Think of the WWDKILFF as hot wax and men as molds at the ready.

The man she was leaving that fateful night she met at a country club party. He was 17 years older than her, wealthy, worldly, and dashing. WWDKILFF, uncomfortable at the university and not knowing what she wanted to study, became a country club wife. She traded generic beer for martinis and Manhattans, jeans for cocktail dresses, the casual look of poor students for regular visits to the manicurist, the personal trainer, the dermatologist, hair stylist, and personal shopper.

After the cocktail circuit, WWDKILFF returned to college where she met a charismatic protestor who headed up an organization opposing government military expenditures.
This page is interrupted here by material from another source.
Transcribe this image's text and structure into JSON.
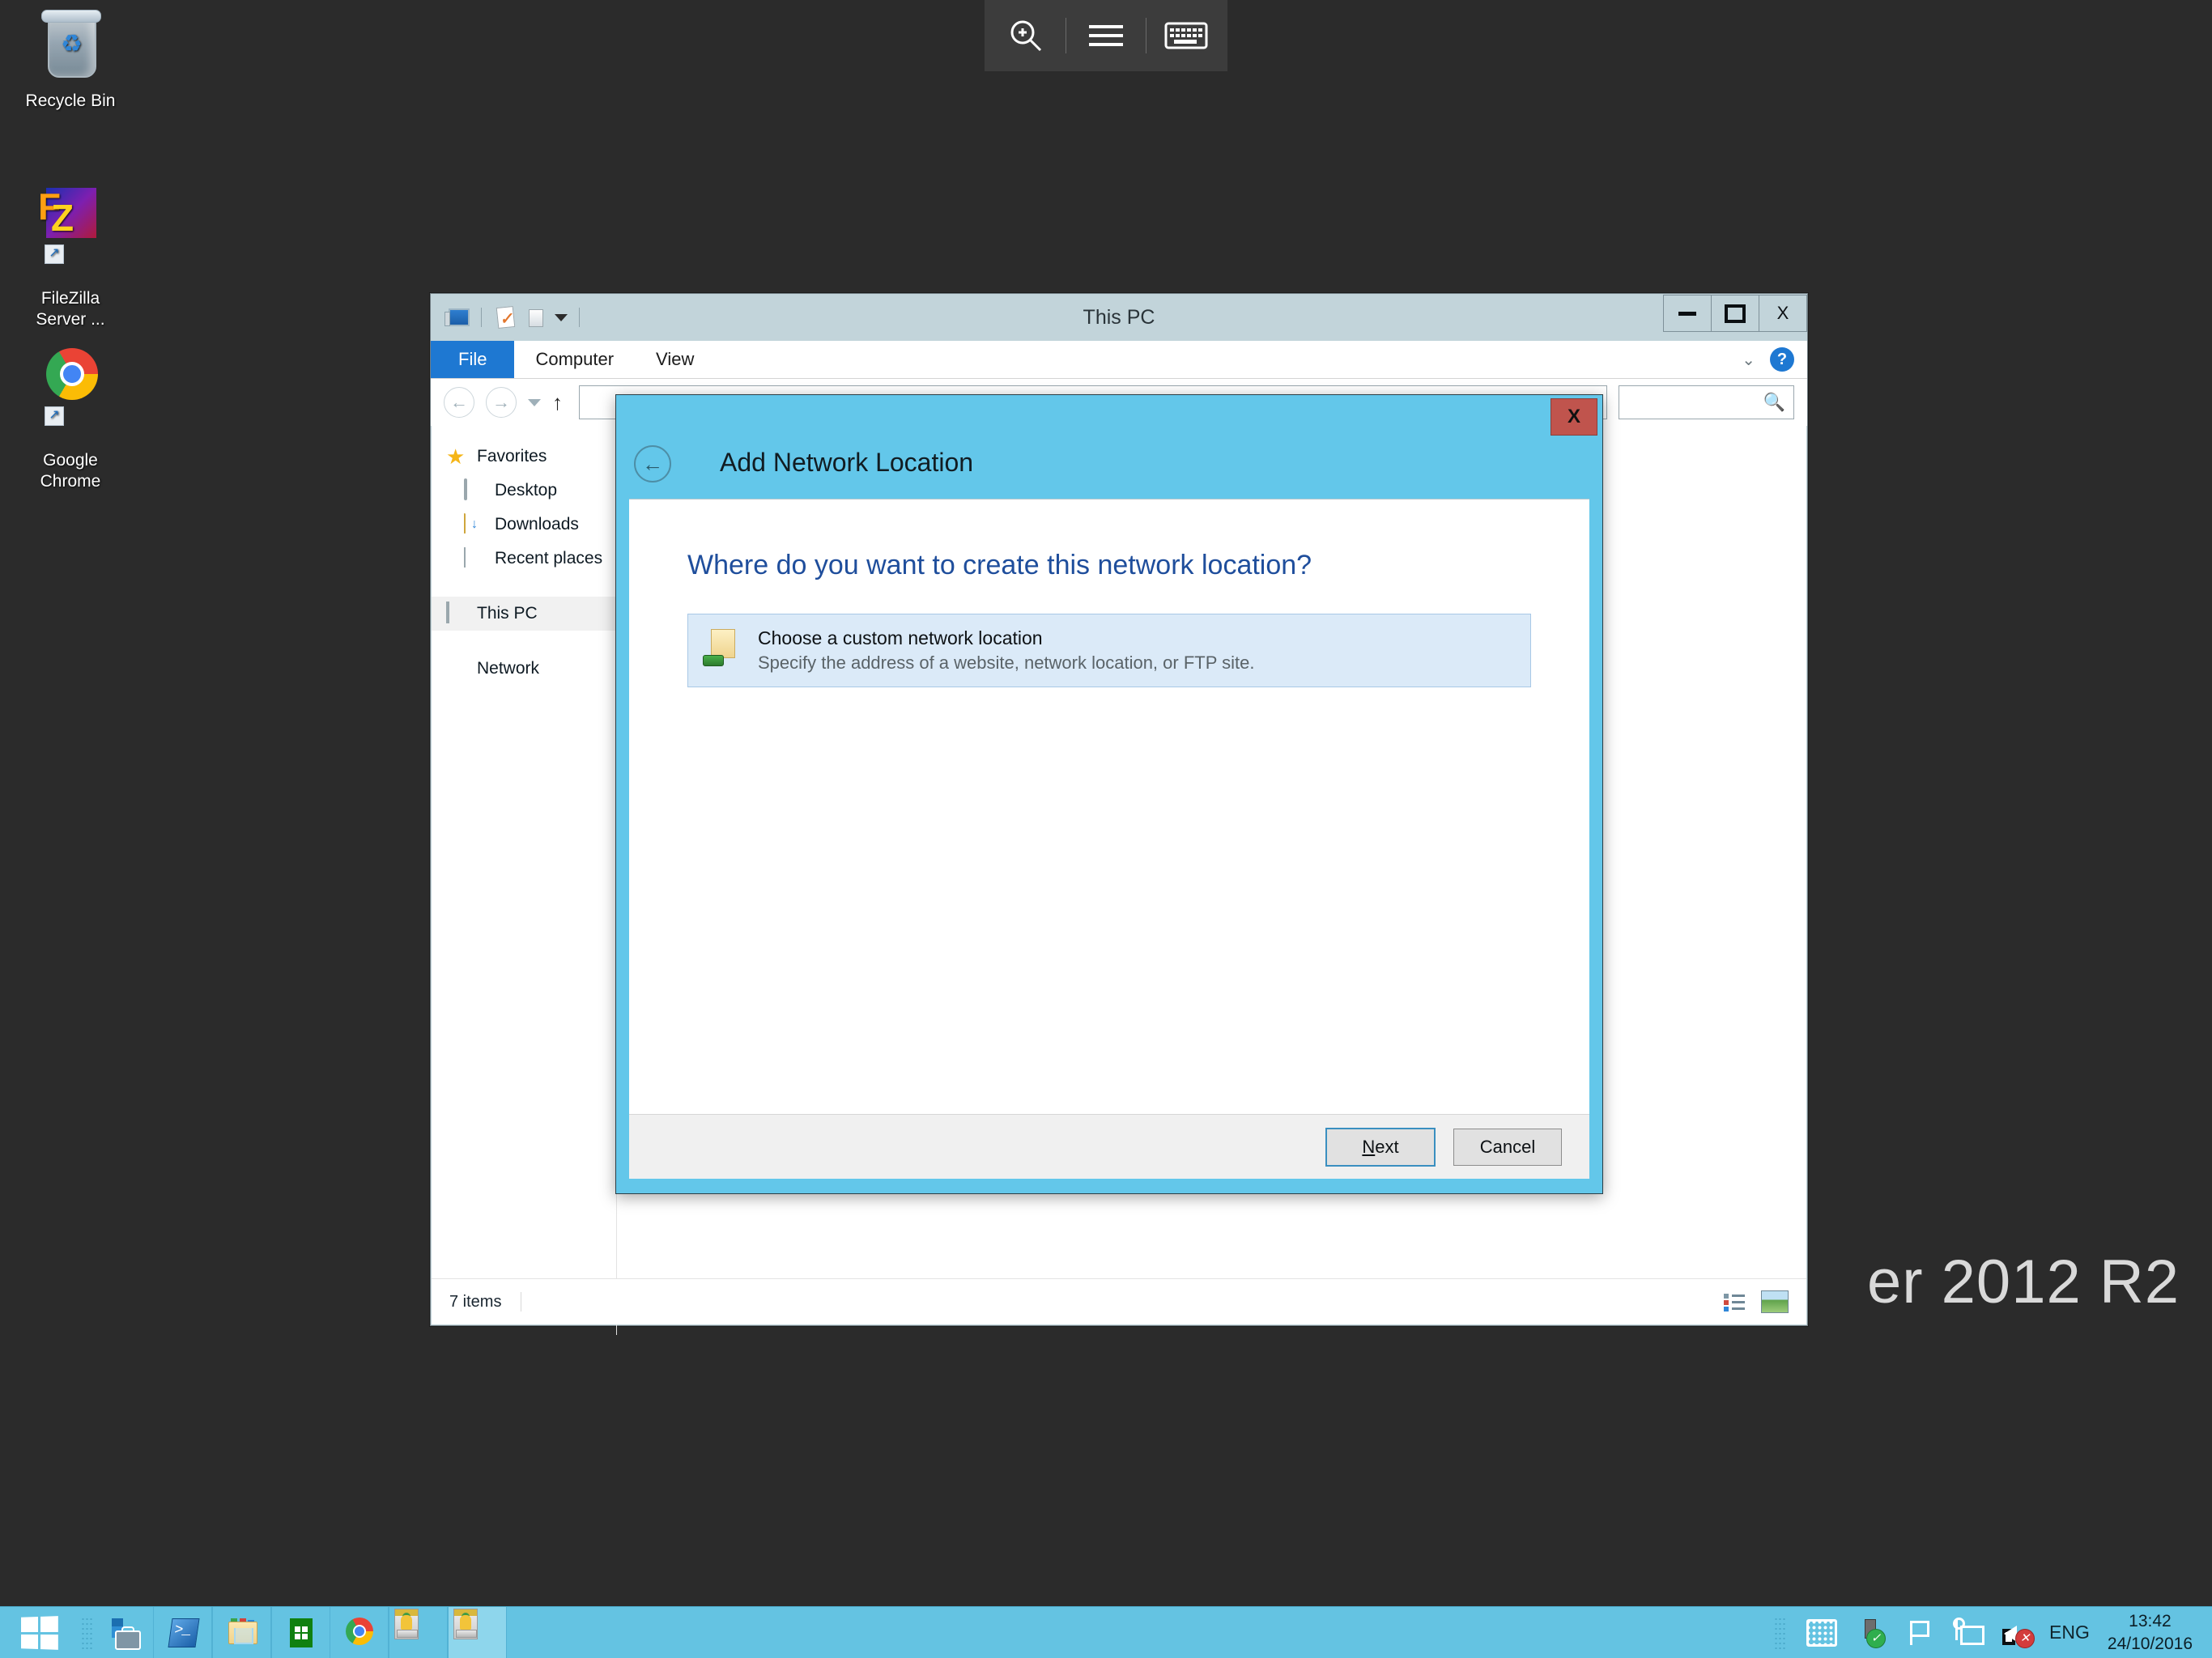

She quit college again and traded her cocktail ways for old jeans, saggy T-shirts, vegetarianism, and pot. Now vehemently anti-materialistic, she cut ties with her middle-class family. The next time I heard from her she was standing in line at the free clinic in Houston to receive no-cost pills to treat gonorrhea.

Next she met a cowboy. Since I showed horses, she called thinking I’d be delighted with the news that she was learning to ride and rope. She traded her protestor ways for boots, and saddles, expensive beer, T-bone steaks, and thrill rides.

At our tenth high school reunion I learned that the WWDKILFF was now married to a man who sold life insurance and owned his own company. She’d traded her cowboy ways to take care of a big house in the suburbs, two kids, a maid, and twice weekly visits to her psychiatrist.